Generation of GJB2 Gene-Edited Porcine Embryos as a Model for Human Congenital Deafness via CRISPR/Cas9 and Cytosine base editors

Mutations in the GJB2 gene, which encodes Connexin 26 (Cx26), are responsible for the majority of cases of non-syndromic congenital hearing loss in humans. While murine GJB2 knockout models have provided mechanistic insight, anatomical and physiological differences limit their translational relevance. Pigs represent a valuable large-animal model because their auditory anatomy and maturation closely resemble those of humans. This study compared two genome-editing approaches to disrupt GJB2 in porcine oocytes before fertilization: (1) electroporation with CRISPR/Cas9 ribonucleoprotein and (2) microinjection with cytosine base editor (BE3) and single-guide RNAs (sgRNAs). Electroporation produced high mutation rates (70–90%) across three concentrations of Cas9/sgRNA but yielded mostly heterozygous or mosaic blastocysts, with limited homozygous knockouts (< 4%). BE3 achieved precise cytosine-to-thymine conversions that introduced premature stop codons, reaching up to 47% total editing and 20% homozygous nonsense alleles.
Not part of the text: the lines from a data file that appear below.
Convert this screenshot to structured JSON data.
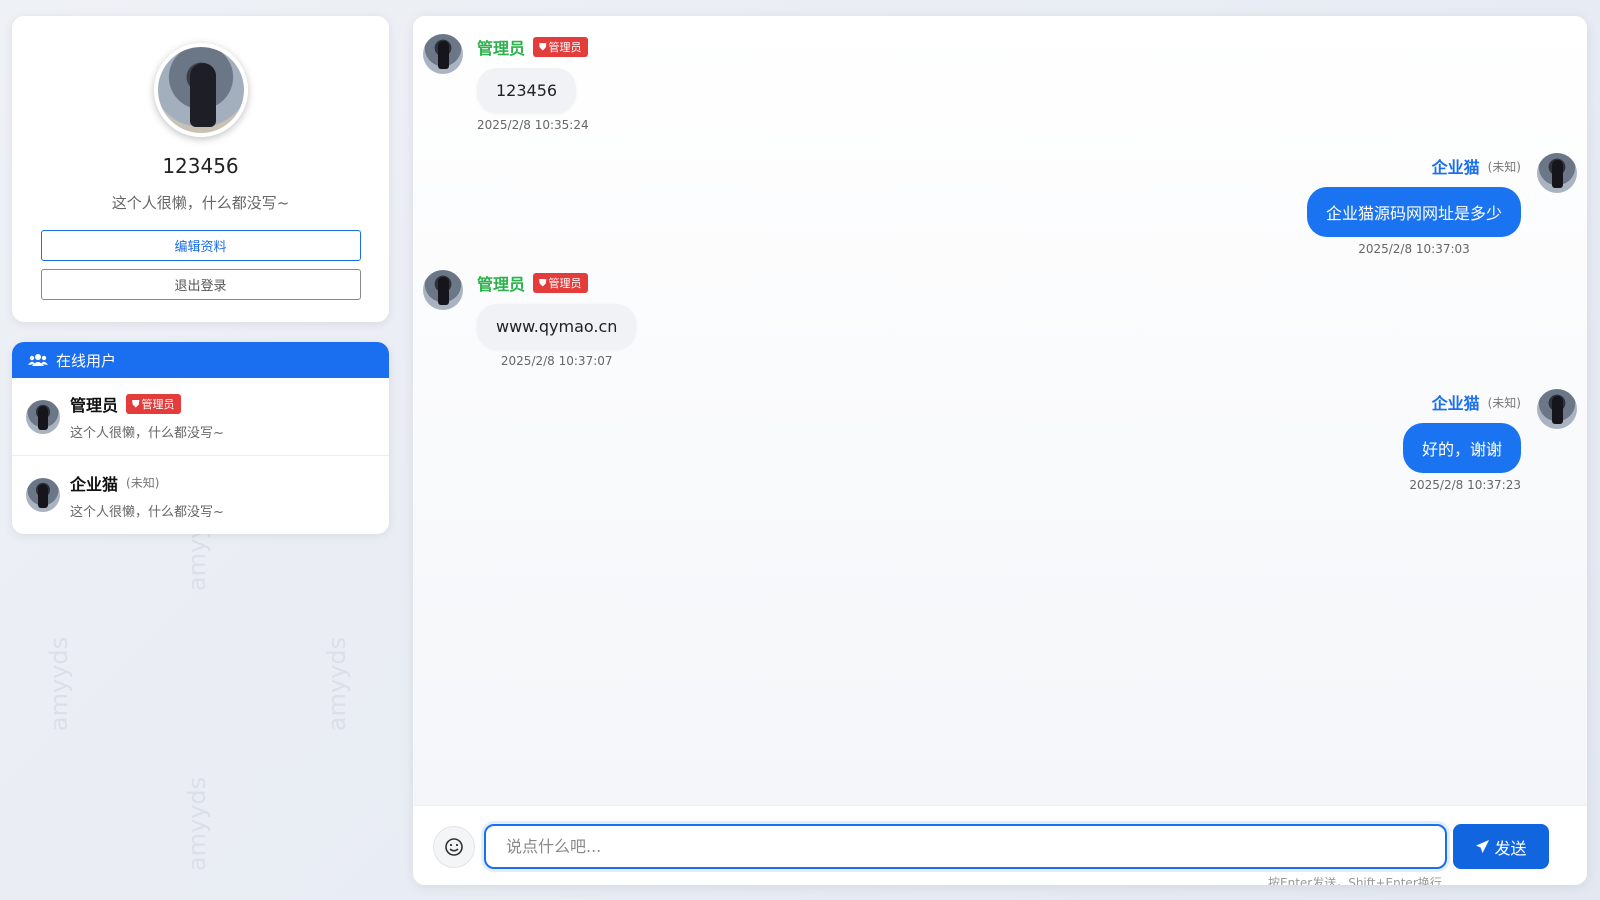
{
  "profile": {
    "name": "123456",
    "bio": "这个人很懒，什么都没写~",
    "edit_label": "编辑资料",
    "logout_label": "退出登录"
  },
  "online": {
    "title": "在线用户",
    "users": [
      {
        "name": "管理员",
        "badge": "管理员",
        "bio": "这个人很懒，什么都没写~"
      },
      {
        "name": "企业猫",
        "tag": "(未知)",
        "bio": "这个人很懒，什么都没写~"
      }
    ]
  },
  "messages": [
    {
      "side": "left",
      "sender": "管理员",
      "badge": "管理员",
      "text": "123456",
      "time": "2025/2/8 10:35:24"
    },
    {
      "side": "right",
      "sender": "企业猫",
      "tag": "(未知)",
      "text": "企业猫源码网网址是多少",
      "time": "2025/2/8 10:37:03"
    },
    {
      "side": "left",
      "sender": "管理员",
      "badge": "管理员",
      "text": "www.qymao.cn",
      "time": "2025/2/8 10:37:07"
    },
    {
      "side": "right",
      "sender": "企业猫",
      "tag": "(未知)",
      "text": "好的，谢谢",
      "time": "2025/2/8 10:37:23"
    }
  ],
  "composer": {
    "placeholder": "说点什么吧...",
    "send_label": "发送",
    "hint": "按Enter发送，Shift+Enter换行"
  },
  "watermark": "amyyds",
  "icons": {
    "users": "users-icon",
    "shield": "shield-icon",
    "emoji": "emoji-icon",
    "send": "paper-plane-icon"
  },
  "colors": {
    "primary": "#1a6ef0",
    "admin_name": "#2bb24c",
    "admin_badge": "#e43b3b",
    "bubble_out": "#1a73f0",
    "bubble_in": "#f1f2f5"
  }
}
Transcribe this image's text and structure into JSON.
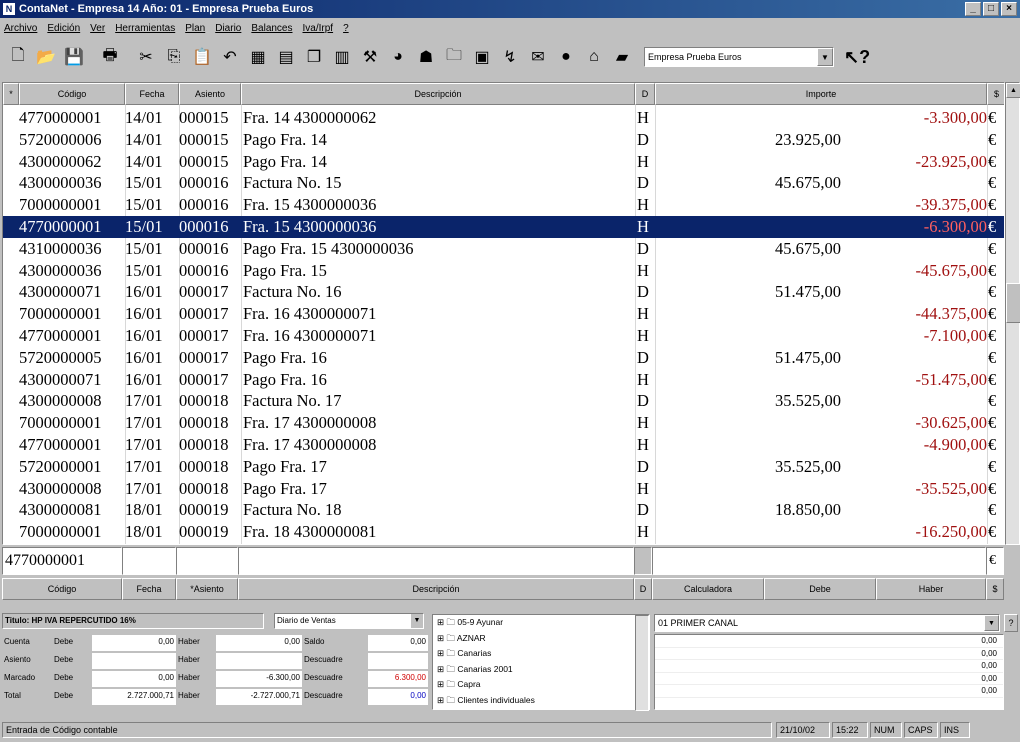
{
  "window": {
    "title": "ContaNet - Empresa 14  Año: 01 - Empresa Prueba Euros",
    "app_icon": "N"
  },
  "menu": [
    "Archivo",
    "Edición",
    "Ver",
    "Herramientas",
    "Plan",
    "Diario",
    "Balances",
    "Iva/Irpf",
    "?"
  ],
  "toolbar": {
    "icons": [
      "new-icon",
      "open-icon",
      "save-icon",
      "print-icon",
      "cut-icon",
      "copy-icon",
      "paste-icon",
      "undo-icon",
      "grid-icon",
      "calculator-icon",
      "docs-icon",
      "chart-icon",
      "tool-icon",
      "globe-icon",
      "people-icon",
      "folder-icon",
      "monitor-icon",
      "graph-icon",
      "mail-icon",
      "money-icon",
      "bank-icon",
      "cash-icon"
    ],
    "company": "Empresa Prueba Euros",
    "help": "?"
  },
  "grid": {
    "headers": {
      "marker": "*",
      "codigo": "Código",
      "fecha": "Fecha",
      "asiento": "Asiento",
      "descripcion": "Descripción",
      "dh": "D",
      "importe": "Importe",
      "cur": "$"
    },
    "rows": [
      {
        "code": "4770000001",
        "date": "14/01",
        "asiento": "000015",
        "desc": "Fra. 14 4300000062",
        "dh": "H",
        "debe": "",
        "haber": "-3.300,00",
        "cur": "€"
      },
      {
        "code": "5720000006",
        "date": "14/01",
        "asiento": "000015",
        "desc": "Pago Fra. 14",
        "dh": "D",
        "debe": "23.925,00",
        "haber": "",
        "cur": "€"
      },
      {
        "code": "4300000062",
        "date": "14/01",
        "asiento": "000015",
        "desc": "Pago Fra. 14",
        "dh": "H",
        "debe": "",
        "haber": "-23.925,00",
        "cur": "€"
      },
      {
        "code": "4300000036",
        "date": "15/01",
        "asiento": "000016",
        "desc": "Factura No.  15",
        "dh": "D",
        "debe": "45.675,00",
        "haber": "",
        "cur": "€"
      },
      {
        "code": "7000000001",
        "date": "15/01",
        "asiento": "000016",
        "desc": "Fra. 15 4300000036",
        "dh": "H",
        "debe": "",
        "haber": "-39.375,00",
        "cur": "€"
      },
      {
        "code": "4770000001",
        "date": "15/01",
        "asiento": "000016",
        "desc": "Fra. 15 4300000036",
        "dh": "H",
        "debe": "",
        "haber": "-6.300,00",
        "cur": "€",
        "selected": true
      },
      {
        "code": "4310000036",
        "date": "15/01",
        "asiento": "000016",
        "desc": "Pago Fra. 15 4300000036",
        "dh": "D",
        "debe": "45.675,00",
        "haber": "",
        "cur": "€"
      },
      {
        "code": "4300000036",
        "date": "15/01",
        "asiento": "000016",
        "desc": "Pago Fra. 15",
        "dh": "H",
        "debe": "",
        "haber": "-45.675,00",
        "cur": "€"
      },
      {
        "code": "4300000071",
        "date": "16/01",
        "asiento": "000017",
        "desc": "Factura No.  16",
        "dh": "D",
        "debe": "51.475,00",
        "haber": "",
        "cur": "€"
      },
      {
        "code": "7000000001",
        "date": "16/01",
        "asiento": "000017",
        "desc": "Fra. 16 4300000071",
        "dh": "H",
        "debe": "",
        "haber": "-44.375,00",
        "cur": "€"
      },
      {
        "code": "4770000001",
        "date": "16/01",
        "asiento": "000017",
        "desc": "Fra. 16 4300000071",
        "dh": "H",
        "debe": "",
        "haber": "-7.100,00",
        "cur": "€"
      },
      {
        "code": "5720000005",
        "date": "16/01",
        "asiento": "000017",
        "desc": "Pago Fra. 16",
        "dh": "D",
        "debe": "51.475,00",
        "haber": "",
        "cur": "€"
      },
      {
        "code": "4300000071",
        "date": "16/01",
        "asiento": "000017",
        "desc": "Pago Fra. 16",
        "dh": "H",
        "debe": "",
        "haber": "-51.475,00",
        "cur": "€"
      },
      {
        "code": "4300000008",
        "date": "17/01",
        "asiento": "000018",
        "desc": "Factura No.  17",
        "dh": "D",
        "debe": "35.525,00",
        "haber": "",
        "cur": "€"
      },
      {
        "code": "7000000001",
        "date": "17/01",
        "asiento": "000018",
        "desc": "Fra. 17 4300000008",
        "dh": "H",
        "debe": "",
        "haber": "-30.625,00",
        "cur": "€"
      },
      {
        "code": "4770000001",
        "date": "17/01",
        "asiento": "000018",
        "desc": "Fra. 17 4300000008",
        "dh": "H",
        "debe": "",
        "haber": "-4.900,00",
        "cur": "€"
      },
      {
        "code": "5720000001",
        "date": "17/01",
        "asiento": "000018",
        "desc": "Pago Fra. 17",
        "dh": "D",
        "debe": "35.525,00",
        "haber": "",
        "cur": "€"
      },
      {
        "code": "4300000008",
        "date": "17/01",
        "asiento": "000018",
        "desc": "Pago Fra. 17",
        "dh": "H",
        "debe": "",
        "haber": "-35.525,00",
        "cur": "€"
      },
      {
        "code": "4300000081",
        "date": "18/01",
        "asiento": "000019",
        "desc": "Factura No.  18",
        "dh": "D",
        "debe": "18.850,00",
        "haber": "",
        "cur": "€"
      },
      {
        "code": "7000000001",
        "date": "18/01",
        "asiento": "000019",
        "desc": "Fra. 18 4300000081",
        "dh": "H",
        "debe": "",
        "haber": "-16.250,00",
        "cur": "€"
      }
    ]
  },
  "entry": {
    "code": "4770000001",
    "cur": "€"
  },
  "footer_headers": {
    "codigo": "Código",
    "fecha": "Fecha",
    "asiento": "*Asiento",
    "descripcion": "Descripción",
    "dh": "D",
    "calculadora": "Calculadora",
    "debe": "Debe",
    "haber": "Haber",
    "cur": "$"
  },
  "info": {
    "account_title": "Titulo: HP IVA REPERCUTIDO 16%",
    "journal": "Diario de Ventas",
    "labels": {
      "cuenta": "Cuenta",
      "asiento": "Asiento",
      "marcado": "Marcado",
      "total": "Total",
      "debe": "Debe",
      "haber": "Haber",
      "saldo": "Saldo",
      "descuadre": "Descuadre"
    },
    "cuenta_debe": "0,00",
    "cuenta_haber": "0,00",
    "cuenta_saldo": "0,00",
    "marcado_debe": "0,00",
    "marcado_haber": "-6.300,00",
    "marcado_descuadre": "6.300,00",
    "total_debe": "2.727.000,71",
    "total_haber": "-2.727.000,71",
    "total_descuadre": "0,00"
  },
  "tree": [
    "05-9 Ayunar",
    "AZNAR",
    "Canarias",
    "Canarias 2001",
    "Capra",
    "Clientes individuales"
  ],
  "channel": {
    "selected": "01 PRIMER CANAL",
    "help": "?",
    "values": [
      "0,00",
      "0,00",
      "0,00",
      "0,00",
      "0,00"
    ]
  },
  "status": {
    "message": "Entrada de Código contable",
    "date": "21/10/02",
    "time": "15:22",
    "num": "NUM",
    "caps": "CAPS",
    "ins": "INS"
  },
  "colors": {
    "titlebar": "#0a246a",
    "selection": "#0a246a",
    "negative": "#a01010",
    "face": "#c0c0c0"
  }
}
However, blastocyst formation declined at higher component concentrations. Overall, BE3 produced more predictable mutations than conventional CRISPR/Cas9, although embryo developmental competence was dose-dependent. Both methods effectively targeted GJB2 and demonstrated feasibility of pre-fertilization genome editing in porcine oocytes. These findings establish the groundwork for generating GJB2 -deficient pigs as translational models of Cx26-related congenital deafness and for future evaluation of gene-therapy strategies in a large-animal system.